То есть плательщиками и кормильцами.
– В других же государствах правители как называют народ?
– Рабами, – сказал он.
– А правители друг друга?
– Соправителями, – отвечал он.
– Ну, а наши?
– Сотоварищами по страже.
– Скажи теперь о правителях в других государствах: может ли кто там одного из соправителей наименовать как собственным, а другого – как чужим?
– Да и многих.
– Поэтому собственного он почитает и называет как своим, а чужого как не своим?
– Так.
– Что же твои-то стражи? Может ли кто из них почитать или называть известного стража как чужим?
– Отнюдь нет, – сказал он, – потому что, с кем бы он ни встретился, будет думать, что встретился либо как с братом, либо как с сестрою, либо как с отцом, либо как с матерью, либо с сыном, либо с дочерью, либо с их детьми, либо с их родителями.
– Прекрасно говоришь ты, – продолжил я, – но скажи еще вот что: назначишь ли ты им только собственные имена родства, или по именам узаконишь совершать и всякие дела, например, в отношении к отцам, – уважение, заботливость и послушание, – все, чего требует закон касательно родителей, поколику не делающему этого не будет добра ни от богов, ни от людей, так как, делая иное, а не это, он не делает ни честного, ни справедливого? Эти ли речи от всех граждан, или другие тотчас прозвучат у тебя в ушах детей, отцов и прочих родственников, на каких кто укажет им?
– Эти, – сказал он, – ибо смешно было бы, если бы слетали с языка только собственные имена, без дел.
– Следовательно, в этом государстве, более чем во всех других, когда кто один находится в хорошем или худом состоянии, граждане будут единогласно произносить недавно сказанное нами слово: мои дела хороши или мои дела нехороши.
– Совершенная правда, – сказал он.
– А не говорили ли мы, что с этою мыслью и с этим словом идут рука об руку и удовольствия и скорби?
– Да и правильно говорили.
– Но не в том ли самом граждане у нас особенно будут иметь общение, что станут называть своим? И имея в этом общение, не будут ли так-то обобщатся равным образом в скорби и удовольствии?
– И очень.
– Так кроме других постановлений государственных, не в этом ли причина – иметь стражам общих жен и детей?
– Конечно, особенно в этом, – сказал он.
– Но величайшее-то благо государства мы согласились выразить тем, что благоустроенное государство уподобили телу, испытывающему и скорбь и удовольствие относительно к своему члену.
– Да и правильно согласились, – сказал он.
– Стало быть, причиной величайшего блага в государстве становится у нас общность детей и жен между попечителями.
– И очень, – сказал он.
– Впрочем, этим мы сходимся и с прежде уже допущенным положением. Ведь говорено было, кажется, что если стражи должны быть истинными стражами, им не следует иметь ни частных домов, ни земли, ни стяжания, но, в награду за охранение получая пищу от других, потреблять ее всем сообща.
– Правильно, – сказал он.
– Так и прежде, говорю, сказанное, и теперь утверждаемое не характеризует ли еще более самих истинных стражей и не делает ли того, что они не расторгали государства, как расторгали бы тогда, когда называли бы своим не одно и то же, но иной – иное, поколику один все, что может приобрести особо от прочих, влек бы в свой дом, а другой – в свой отдельный, – влек бы и иную жену, и иных детей, которые, как особые, возбуждали бы в нем особые также и удовольствия и скорби? Между тем как имея одну мысль о собственности, все стремятся, сколько возможно, и скорбь и удовольствие чувствовать вместе.

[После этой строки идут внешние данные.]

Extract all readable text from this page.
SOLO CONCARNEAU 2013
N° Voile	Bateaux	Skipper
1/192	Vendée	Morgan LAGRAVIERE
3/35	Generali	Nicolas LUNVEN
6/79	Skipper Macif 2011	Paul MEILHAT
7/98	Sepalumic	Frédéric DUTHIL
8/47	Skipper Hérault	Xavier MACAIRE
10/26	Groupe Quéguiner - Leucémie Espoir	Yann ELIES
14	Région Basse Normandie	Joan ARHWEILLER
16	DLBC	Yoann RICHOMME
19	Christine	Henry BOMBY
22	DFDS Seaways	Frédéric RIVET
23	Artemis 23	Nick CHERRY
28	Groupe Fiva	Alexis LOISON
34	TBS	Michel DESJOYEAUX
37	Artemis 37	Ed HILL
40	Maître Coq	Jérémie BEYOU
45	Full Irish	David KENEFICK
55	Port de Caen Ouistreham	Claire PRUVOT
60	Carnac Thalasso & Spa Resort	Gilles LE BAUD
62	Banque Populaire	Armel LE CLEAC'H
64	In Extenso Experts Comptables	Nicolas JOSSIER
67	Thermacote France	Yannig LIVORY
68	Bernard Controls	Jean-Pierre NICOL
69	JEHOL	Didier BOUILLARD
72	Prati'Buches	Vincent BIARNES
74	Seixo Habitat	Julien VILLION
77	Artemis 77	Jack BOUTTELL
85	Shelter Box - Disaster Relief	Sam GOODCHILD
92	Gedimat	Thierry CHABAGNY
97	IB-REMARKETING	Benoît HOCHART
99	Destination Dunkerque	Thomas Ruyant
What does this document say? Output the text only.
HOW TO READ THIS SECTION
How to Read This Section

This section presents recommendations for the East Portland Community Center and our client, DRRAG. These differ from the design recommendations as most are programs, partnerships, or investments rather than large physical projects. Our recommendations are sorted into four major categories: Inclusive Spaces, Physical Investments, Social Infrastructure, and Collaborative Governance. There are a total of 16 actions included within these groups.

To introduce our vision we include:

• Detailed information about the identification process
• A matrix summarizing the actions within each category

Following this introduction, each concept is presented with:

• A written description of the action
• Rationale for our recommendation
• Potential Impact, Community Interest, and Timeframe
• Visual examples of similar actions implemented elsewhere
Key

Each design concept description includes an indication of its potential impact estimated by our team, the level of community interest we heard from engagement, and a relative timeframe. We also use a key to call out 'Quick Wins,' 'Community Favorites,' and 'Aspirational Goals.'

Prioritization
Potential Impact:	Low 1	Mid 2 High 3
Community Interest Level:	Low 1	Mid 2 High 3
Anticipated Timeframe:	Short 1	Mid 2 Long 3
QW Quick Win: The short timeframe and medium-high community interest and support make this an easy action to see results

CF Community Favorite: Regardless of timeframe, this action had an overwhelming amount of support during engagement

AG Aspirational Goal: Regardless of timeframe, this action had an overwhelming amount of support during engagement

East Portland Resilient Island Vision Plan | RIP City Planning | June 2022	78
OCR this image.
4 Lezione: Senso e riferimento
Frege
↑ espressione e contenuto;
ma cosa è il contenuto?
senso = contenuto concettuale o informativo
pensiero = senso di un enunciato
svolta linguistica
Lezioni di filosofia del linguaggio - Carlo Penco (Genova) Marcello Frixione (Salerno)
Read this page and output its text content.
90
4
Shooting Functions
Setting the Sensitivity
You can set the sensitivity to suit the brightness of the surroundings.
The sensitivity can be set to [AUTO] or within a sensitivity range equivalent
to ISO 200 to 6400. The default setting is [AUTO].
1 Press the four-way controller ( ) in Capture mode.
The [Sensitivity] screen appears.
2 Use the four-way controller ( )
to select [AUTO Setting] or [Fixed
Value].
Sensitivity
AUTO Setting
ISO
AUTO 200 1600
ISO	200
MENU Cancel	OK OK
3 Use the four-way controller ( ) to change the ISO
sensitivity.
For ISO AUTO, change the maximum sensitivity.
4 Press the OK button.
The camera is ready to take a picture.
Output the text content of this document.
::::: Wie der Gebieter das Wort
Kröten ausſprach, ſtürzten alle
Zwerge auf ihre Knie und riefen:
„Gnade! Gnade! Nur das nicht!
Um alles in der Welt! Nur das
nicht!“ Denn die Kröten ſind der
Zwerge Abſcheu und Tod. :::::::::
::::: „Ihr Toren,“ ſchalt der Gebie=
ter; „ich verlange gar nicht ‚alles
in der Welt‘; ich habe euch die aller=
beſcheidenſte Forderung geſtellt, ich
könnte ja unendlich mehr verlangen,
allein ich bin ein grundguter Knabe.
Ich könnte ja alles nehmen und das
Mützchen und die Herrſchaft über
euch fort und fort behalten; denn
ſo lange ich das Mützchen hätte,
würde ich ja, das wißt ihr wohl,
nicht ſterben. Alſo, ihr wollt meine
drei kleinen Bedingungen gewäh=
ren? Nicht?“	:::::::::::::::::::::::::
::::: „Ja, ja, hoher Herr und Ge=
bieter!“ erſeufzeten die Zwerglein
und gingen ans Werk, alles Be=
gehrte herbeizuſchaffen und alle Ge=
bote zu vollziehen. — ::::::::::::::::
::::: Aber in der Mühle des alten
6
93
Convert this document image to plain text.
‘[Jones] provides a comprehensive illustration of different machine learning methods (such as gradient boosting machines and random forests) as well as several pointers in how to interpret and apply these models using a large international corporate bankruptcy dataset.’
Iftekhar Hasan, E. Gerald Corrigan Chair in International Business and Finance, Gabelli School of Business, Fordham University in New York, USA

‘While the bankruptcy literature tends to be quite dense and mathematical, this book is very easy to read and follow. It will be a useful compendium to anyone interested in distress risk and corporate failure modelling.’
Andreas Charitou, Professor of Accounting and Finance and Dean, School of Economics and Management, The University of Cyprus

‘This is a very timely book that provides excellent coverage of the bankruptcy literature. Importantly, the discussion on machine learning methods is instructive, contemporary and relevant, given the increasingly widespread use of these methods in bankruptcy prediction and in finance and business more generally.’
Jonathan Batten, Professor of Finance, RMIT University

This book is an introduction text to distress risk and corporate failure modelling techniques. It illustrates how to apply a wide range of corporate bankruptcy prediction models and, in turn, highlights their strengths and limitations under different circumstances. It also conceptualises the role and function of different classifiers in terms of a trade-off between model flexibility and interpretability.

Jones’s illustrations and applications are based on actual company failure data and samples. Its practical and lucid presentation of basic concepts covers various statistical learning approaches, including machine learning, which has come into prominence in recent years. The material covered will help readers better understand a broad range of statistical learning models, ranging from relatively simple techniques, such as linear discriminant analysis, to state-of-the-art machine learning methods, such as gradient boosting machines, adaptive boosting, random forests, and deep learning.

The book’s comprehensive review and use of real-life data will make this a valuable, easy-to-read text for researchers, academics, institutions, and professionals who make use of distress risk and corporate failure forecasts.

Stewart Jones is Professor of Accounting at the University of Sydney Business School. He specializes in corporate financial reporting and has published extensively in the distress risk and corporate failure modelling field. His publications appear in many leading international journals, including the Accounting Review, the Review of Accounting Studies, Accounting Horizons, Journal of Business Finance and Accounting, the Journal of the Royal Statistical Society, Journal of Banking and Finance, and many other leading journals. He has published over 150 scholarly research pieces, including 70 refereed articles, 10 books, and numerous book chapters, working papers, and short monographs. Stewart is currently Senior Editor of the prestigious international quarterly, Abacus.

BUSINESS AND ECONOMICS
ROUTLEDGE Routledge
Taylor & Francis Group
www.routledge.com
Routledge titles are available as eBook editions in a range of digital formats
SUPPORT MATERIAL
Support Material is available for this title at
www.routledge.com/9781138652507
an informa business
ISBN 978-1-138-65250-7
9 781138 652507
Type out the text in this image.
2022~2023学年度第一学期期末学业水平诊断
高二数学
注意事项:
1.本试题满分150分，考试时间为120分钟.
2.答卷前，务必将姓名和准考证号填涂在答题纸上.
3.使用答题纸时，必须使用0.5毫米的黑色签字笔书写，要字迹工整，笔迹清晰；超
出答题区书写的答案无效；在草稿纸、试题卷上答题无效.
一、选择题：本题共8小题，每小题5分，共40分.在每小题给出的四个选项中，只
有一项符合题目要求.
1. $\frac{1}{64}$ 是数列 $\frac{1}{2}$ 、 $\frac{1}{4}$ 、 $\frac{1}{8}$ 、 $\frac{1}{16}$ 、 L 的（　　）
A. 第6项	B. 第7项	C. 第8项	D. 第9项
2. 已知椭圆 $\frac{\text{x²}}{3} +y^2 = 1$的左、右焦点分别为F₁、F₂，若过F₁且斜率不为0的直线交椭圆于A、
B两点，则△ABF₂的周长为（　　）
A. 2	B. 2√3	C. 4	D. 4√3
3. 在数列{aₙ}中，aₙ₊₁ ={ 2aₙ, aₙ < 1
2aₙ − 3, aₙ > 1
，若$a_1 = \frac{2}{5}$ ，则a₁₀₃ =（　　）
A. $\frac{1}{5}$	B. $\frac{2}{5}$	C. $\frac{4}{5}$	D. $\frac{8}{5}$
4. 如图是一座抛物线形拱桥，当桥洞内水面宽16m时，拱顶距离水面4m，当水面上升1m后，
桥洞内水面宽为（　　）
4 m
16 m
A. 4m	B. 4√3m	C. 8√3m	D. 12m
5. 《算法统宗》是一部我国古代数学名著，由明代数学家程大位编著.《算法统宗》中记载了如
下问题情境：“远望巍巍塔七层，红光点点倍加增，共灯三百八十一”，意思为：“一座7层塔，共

– Совершенно так, – сказал он.
– Что же? Так как никто из них не приобретает никакой собственности, кроме тела, так как, исключая тело, все прочее у них общее: то, по поговорке, не уйдут ли от них тяжбы и взаимные обвинения? А поэтому не будут ли они гражданами самыми невозмутимыми, когда все возмущения между людьми бывают за приобретение денег, детей и родственников?
– Весьма необходимо исчезнуть этому, – сказал он.
– Да и принуждений, и телесных наказаний по закону не будет у них, ибо, подчиняя их необходимости заботиться о телах, мы, вероятно, скажем им, что сверстникам похвально и справедливо помогать друг другу.
– Правильно, – сказал он.
– Да и то в этом законе правильно, – продолжал я, – что кто гневается на другого и на нем вымещает гнев свой, тот не вдается в большие возмущения.